New research reveals a strong genetic connection in postpartum psychosis, emphasizing the need for early screening in high-risk women.
Postpartum psychosis risk 10-fold higher with sibling history | Image Credit: © freshidea - © freshidea - stock.adobe.com.
The odds of postpartum psychosis are increased 10-fold among women whose sister previously developed the condition, according to a recent study from Mount Sinai researchers.1
This data indicates that postpartum psychosis has genetic and shared environmental influences, providing more insight into this rare but severe mental illness. It also allows clinicians to have a greater understanding, as postpartum psychosis is often difficult to diagnose and address.1
“Every woman of childbearing age and their physicians need to know about the existence of, severity, symptoms, and familial risk for postpartum psychosis so it can be promptly diagnosed and, hopefully, prevented,” said Veerle Bergink, MD, PhD, Director of the Women’s Mental Health Center at Mount Sinai and co-senior author of the paper.1
Data for the analysis was obtained from Swedish national registers.2 This included data from the Medical Birth Register about women with their first live childbirth from January 1, 1980, to October 31, 2017. These patients were followed from birth until December 31, 2017. Family data was obtained from the Multi-Generation Register.

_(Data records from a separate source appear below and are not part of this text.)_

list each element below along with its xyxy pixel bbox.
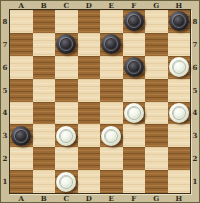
square-e8[interactable] [100, 10, 123, 33]
file-label-c: C [55, 194, 78, 202]
square-c4[interactable] [55, 102, 78, 125]
white-man[interactable] [169, 103, 189, 123]
square-e5[interactable] [100, 79, 123, 102]
white-man[interactable] [56, 126, 76, 146]
square-d7[interactable] [78, 33, 101, 56]
file-label-f: F [123, 194, 146, 202]
square-b6[interactable] [33, 56, 56, 79]
square-f6[interactable] [123, 56, 146, 79]
square-f4[interactable] [123, 102, 146, 125]
rank-label-4: 4 [1, 102, 9, 125]
rank-label-3: 3 [1, 124, 9, 147]
square-f1[interactable] [123, 170, 146, 193]
black-man[interactable] [169, 11, 189, 31]
square-d5[interactable] [78, 79, 101, 102]
square-c8[interactable] [55, 10, 78, 33]
rank-labels-right: 87654321 [191, 10, 199, 193]
checkers-board-widget: ABCDEFGH 87654321 87654321 ABCDEFGH [0, 0, 200, 203]
square-a4[interactable] [10, 102, 33, 125]
square-b3[interactable] [33, 124, 56, 147]
square-a5[interactable] [10, 79, 33, 102]
square-h4[interactable] [168, 102, 191, 125]
file-label-g: G [145, 194, 168, 202]
square-e2[interactable] [100, 147, 123, 170]
rank-label-3: 3 [191, 124, 199, 147]
square-d4[interactable] [78, 102, 101, 125]
square-a6[interactable] [10, 56, 33, 79]
file-label-d: D [78, 1, 101, 9]
file-label-d: D [78, 194, 101, 202]
square-d2[interactable] [78, 147, 101, 170]
black-man[interactable] [11, 126, 31, 146]
square-h7[interactable] [168, 33, 191, 56]
square-h1[interactable] [168, 170, 191, 193]
square-h8[interactable] [168, 10, 191, 33]
rank-label-5: 5 [1, 79, 9, 102]
file-label-h: H [168, 1, 191, 9]
rank-label-7: 7 [191, 33, 199, 56]
square-a8[interactable] [10, 10, 33, 33]
file-labels-bottom: ABCDEFGH [10, 194, 190, 202]
rank-label-8: 8 [1, 10, 9, 33]
file-label-f: F [123, 1, 146, 9]
square-b7[interactable] [33, 33, 56, 56]
square-g4[interactable] [145, 102, 168, 125]
file-label-c: C [55, 1, 78, 9]
square-b4[interactable] [33, 102, 56, 125]
square-g1[interactable] [145, 170, 168, 193]
square-d6[interactable] [78, 56, 101, 79]
white-man[interactable] [124, 103, 144, 123]
white-man[interactable] [56, 172, 76, 192]
square-c1[interactable] [55, 170, 78, 193]
square-b5[interactable] [33, 79, 56, 102]
rank-label-5: 5 [191, 79, 199, 102]
square-f5[interactable] [123, 79, 146, 102]
square-g8[interactable] [145, 10, 168, 33]
square-f8[interactable] [123, 10, 146, 33]
rank-label-7: 7 [1, 33, 9, 56]
square-g6[interactable] [145, 56, 168, 79]
white-man[interactable] [101, 126, 121, 146]
file-label-a: A [10, 1, 33, 9]
square-b1[interactable] [33, 170, 56, 193]
file-label-e: E [100, 1, 123, 9]
rank-label-8: 8 [191, 10, 199, 33]
square-h2[interactable] [168, 147, 191, 170]
square-e7[interactable] [100, 33, 123, 56]
square-f3[interactable] [123, 124, 146, 147]
rank-label-6: 6 [191, 56, 199, 79]
file-label-b: B [33, 194, 56, 202]
square-a1[interactable] [10, 170, 33, 193]
square-h5[interactable] [168, 79, 191, 102]
square-h6[interactable] [168, 56, 191, 79]
rank-label-4: 4 [191, 102, 199, 125]
black-man[interactable] [124, 57, 144, 77]
square-d3[interactable] [78, 124, 101, 147]
square-c6[interactable] [55, 56, 78, 79]
rank-labels-left: 87654321 [1, 10, 9, 193]
square-e4[interactable] [100, 102, 123, 125]
white-man[interactable] [169, 57, 189, 77]
square-g5[interactable] [145, 79, 168, 102]
file-label-g: G [145, 1, 168, 9]
black-man[interactable] [101, 34, 121, 54]
rank-label-2: 2 [191, 147, 199, 170]
square-c7[interactable] [55, 33, 78, 56]
square-c3[interactable] [55, 124, 78, 147]
square-e3[interactable] [100, 124, 123, 147]
black-man[interactable] [56, 34, 76, 54]
rank-label-1: 1 [1, 170, 9, 193]
square-g7[interactable] [145, 33, 168, 56]
square-c5[interactable] [55, 79, 78, 102]
rank-label-2: 2 [1, 147, 9, 170]
square-a3[interactable] [10, 124, 33, 147]
file-label-a: A [10, 194, 33, 202]
square-b2[interactable] [33, 147, 56, 170]
file-label-h: H [168, 194, 191, 202]
square-a2[interactable] [10, 147, 33, 170]
rank-label-1: 1 [191, 170, 199, 193]
square-e1[interactable] [100, 170, 123, 193]
square-h3[interactable] [168, 124, 191, 147]
file-labels-top: ABCDEFGH [10, 1, 190, 9]
square-f2[interactable] [123, 147, 146, 170]
square-f7[interactable] [123, 33, 146, 56]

A postpartum psychosis diagnosis was reported as the primary outcome, determined using diagnostic information within the Swedish National Patient Register. This register included both inpatient and outpatient data, and while outpatient care was slightly less covered than inpatient care, the care provided by public caregivers was nearly equally comprehensive.2
Diagnoses were based on ICD codes, with both primary and secondary diagnoses included in the analysis. Investigators relied on a diagnostic classification widely used in literature to identify postpartum psychosis cases, which is defined as mania or psychosis with postpartum onset.2
Cases up to 3 months after childbirth were evaluated. Covariates included the year of first-ever childbirth, maternal age at first-ever childbirth, and any bipolar disorder diagnosis before first-ever childbirth.2
There were 1,648,759 women included in the final analysis, 0.15% of whom were diagnosed with postpartum psychosis in the 3 months following childbirth. In comparison, 10.9% presented with any menstrual disorder. 2
In patients with postpartum psychosis, the prevalence of bipolar disorder and other mental health diagnoses were 49% and 24%, respectively. This indicated 73% of this population had a preexisting mental health condition before their first-ever childbirth.2
An adjusted relative recurrence risk for postpartum psychosis of 10.34 was reported among women whose full siblings developed the condition, vs 1.82 for those whose cousins presented with postpartum psychosis. When adjusting for birth year, age at childbirth, and bipolar disorder before birth, these risks were 6.88 and 2.08, respectively.2
The risk estimate for full siblings was slightly decreased when limiting the analysis to births after 2001, at 7.82. However, the risk for cousins remained consistent at 1.79. Additionally, no differences were noted in the relative risk for more severe postpartum psychosis requiring inpatient admission vs standard postpartum psychosis among full siblings.2
Investigators also analyzed the risk in patients with ICD-10 codes only. In this analysis, a full-sibling relative recurrence risk of 8.65 was reported. Overall, the data highlighted increased odds of postpartum psychosis among women whose female siblings experienced the condition.2
“We hope this new data will help move the needle and impart change,” said Bergink.1 “With wider recognition of this particular condition and risk factors for it, measures can and should be taken to help ease the burden for women during this postpartum period.”